Pada tahap selanjutnya, penyakit ini memanifestasikan dirinya:

  • Nyeri di sakrum;
  • Kesulitan buang air kecil;
  • Gumpalan darah dalam urin;
  • Penurunan berat badan;
  • Anemia
  • Nafsu makan menurun.

Pada nyeri pertama yang tidak dapat dipahami di sakrum, Anda harus mengunjungi klinik untuk menghindari kemungkinan komplikasi.

Metode pengobatan

Dimungkinkan untuk menghilangkan rasa sakit di sakrum hanya dengan bantuan pendekatan terpadu untuk perawatan, yang dilakukan berkat metode-metode berikut:

  • Operasi pengangkatan;
  • Terapi radiasi;
  • Ablasi ultrasonografi;
  • Terapi hormon.

Dokter mengobati rasa sakit di sakrum

Ketika pertanyaan muncul, mengapa sakrum sakit, tidak mencari jawaban di sumber sumber daya internet atau dengan teman-teman, Anda harus segera mengunjungi rumah sakit.

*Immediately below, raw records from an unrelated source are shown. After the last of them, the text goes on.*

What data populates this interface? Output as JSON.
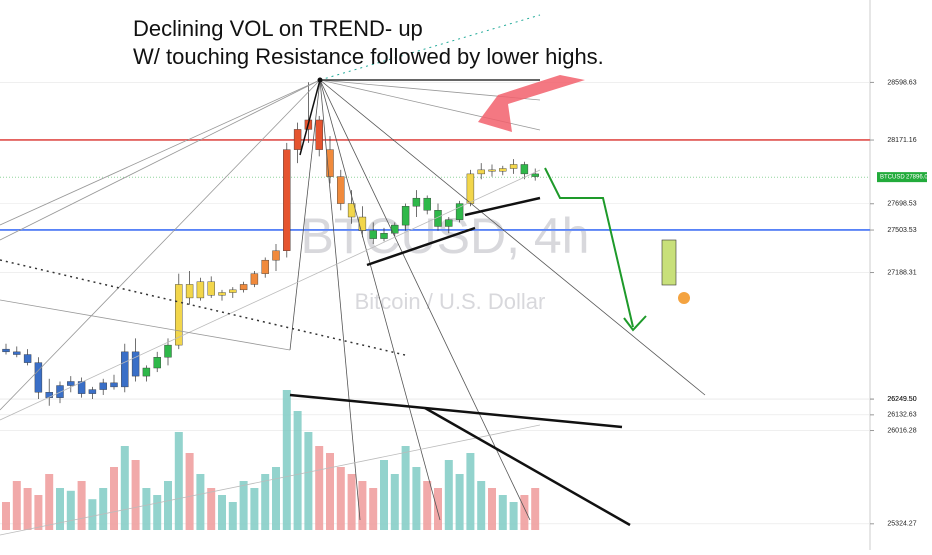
{
  "chart_data": {
    "type": "candlestick",
    "title": [
      "Declining VOL on  TREND- up",
      "W/ touching Resistance followed by lower highs."
    ],
    "watermark": "BTCUSD, 4h",
    "watermark_subtitle": "Bitcoin / U.S. Dollar",
    "ylim": [
      25130,
      29210
    ],
    "yticks": [
      28598.63,
      28171.16,
      27698.53,
      27503.53,
      27188.31,
      {
        "value": 26249.5,
        "label": "26249.50"
      },
      {
        "value": 26249.5,
        "label": "26249.50"
      },
      26132.63,
      26016.28,
      25324.27
    ],
    "hlines": [
      {
        "value": 28171.16,
        "color": "#e53935"
      },
      {
        "value": 27503.53,
        "color": "#2962ff"
      }
    ],
    "last_price": {
      "symbol": "BTCUSD",
      "value": 27896.06,
      "color": "#22ab3b"
    },
    "open": [
      26620,
      26600,
      26580,
      26520,
      26300,
      26260,
      26350,
      26380,
      26290,
      26320,
      26370,
      26340,
      26600,
      26420,
      26480,
      26560,
      26650,
      27100,
      27000,
      27120,
      27020,
      27040,
      27060,
      27100,
      27180,
      27280,
      27350,
      28100,
      28250,
      28320,
      28100,
      27900,
      27700,
      27600,
      27500,
      27440,
      27480,
      27540,
      27680,
      27740,
      27650,
      27530,
      27580,
      27700,
      27920,
      27950,
      27940,
      27960,
      27990,
      27920
    ],
    "high": [
      26660,
      26640,
      26620,
      26560,
      26400,
      26380,
      26420,
      26410,
      26340,
      26400,
      26430,
      26660,
      26700,
      26500,
      26600,
      26700,
      27180,
      27200,
      27150,
      27160,
      27060,
      27080,
      27120,
      27200,
      27300,
      27400,
      28150,
      28300,
      28600,
      28350,
      28200,
      27950,
      27800,
      27680,
      27560,
      27520,
      27560,
      27700,
      27800,
      27760,
      27700,
      27600,
      27720,
      27950,
      28000,
      27990,
      27980,
      28030,
      28010,
      27960
    ],
    "low": [
      26580,
      26560,
      26500,
      26250,
      26200,
      26220,
      26300,
      26260,
      26250,
      26280,
      26320,
      26300,
      26380,
      26380,
      26450,
      26500,
      26620,
      26950,
      26980,
      27000,
      26980,
      27000,
      27040,
      27080,
      27150,
      27200,
      27300,
      28000,
      28150,
      28050,
      27850,
      27650,
      27550,
      27450,
      27400,
      27420,
      27460,
      27500,
      27600,
      27620,
      27500,
      27480,
      27560,
      27680,
      27880,
      27900,
      27910,
      27920,
      27880,
      27870
    ],
    "close": [
      26600,
      26580,
      26520,
      26300,
      26260,
      26350,
      26380,
      26290,
      26320,
      26370,
      26340,
      26600,
      26420,
      26480,
      26560,
      26650,
      27100,
      27000,
      27120,
      27020,
      27040,
      27060,
      27100,
      27180,
      27280,
      27350,
      28100,
      28250,
      28320,
      28100,
      27900,
      27700,
      27600,
      27500,
      27440,
      27480,
      27540,
      27680,
      27740,
      27650,
      27530,
      27580,
      27700,
      27920,
      27950,
      27940,
      27960,
      27990,
      27920,
      27900
    ],
    "colors": [
      "#3a6fc7",
      "#3a6fc7",
      "#3a6fc7",
      "#3a6fc7",
      "#3a6fc7",
      "#3a6fc7",
      "#3a6fc7",
      "#3a6fc7",
      "#3a6fc7",
      "#3a6fc7",
      "#3a6fc7",
      "#3a6fc7",
      "#3a6fc7",
      "#2fb84a",
      "#2fb84a",
      "#2fb84a",
      "#f2d64b",
      "#f2d64b",
      "#f2d64b",
      "#f2d64b",
      "#f2d64b",
      "#f2d64b",
      "#f08a3c",
      "#f08a3c",
      "#f08a3c",
      "#f08a3c",
      "#e5542f",
      "#e5542f",
      "#e5542f",
      "#e5542f",
      "#f08a3c",
      "#f08a3c",
      "#f2d64b",
      "#f2d64b",
      "#2fb84a",
      "#2fb84a",
      "#2fb84a",
      "#2fb84a",
      "#2fb84a",
      "#2fb84a",
      "#2fb84a",
      "#2fb84a",
      "#2fb84a",
      "#f2d64b",
      "#f2d64b",
      "#f2d64b",
      "#f2d64b",
      "#f2d64b",
      "#2fb84a",
      "#2fb84a"
    ],
    "volume": [
      20,
      35,
      30,
      25,
      40,
      30,
      28,
      35,
      22,
      30,
      45,
      60,
      50,
      30,
      25,
      35,
      70,
      55,
      40,
      30,
      25,
      20,
      35,
      30,
      40,
      45,
      100,
      85,
      70,
      60,
      55,
      45,
      40,
      35,
      30,
      50,
      40,
      60,
      45,
      35,
      30,
      50,
      40,
      55,
      35,
      30,
      25,
      20,
      25,
      30
    ],
    "volume_colors": [
      "#80cbc4",
      "#ef9a9a"
    ]
  }
}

Untuk sampai ke spesialis yang tepat, Anda harus terlebih dahulu mengunjungi terapis. Dokter akan melakukan survei, pemeriksaan, beberapa diagnosis sakrum. Kemudian dia akan mengarahkan ke salah satu spesialis:

Penyebab nyeri yang kurang populer di sakrum

Penyakit di atas jauh dari semua penyebab rasa sakit di sakrum. Faktor dan penyakit lain termasuk:

  • Haid;
  • Pembengkakan pelengkap ovarium;
  • Penyakit kejiwaan
  • Pembalikan rahim;
  • Osteoporosis;
  • Osteomalacia
  • Lesi infeksi;
  • Semua jenis cedera;
  • Gangguan hormonal;
  • Rachiocampsis;
  • Kehamilan;
  • Berbagai neoplasma.

Meringkas

Setiap orang harus memahami bahwa ketika sakrum sakit, diagnosis yang tepat harus dibuat untuk menentukan asal mula nyeri yang sebenarnya. Bagaimanapun, penyakit sakrum selalu dikaitkan dengan beberapa penyakit serius yang memerlukan perawatan tepat waktu.

Menemukan bug? Pilih dan tekan Ctrl + Enter.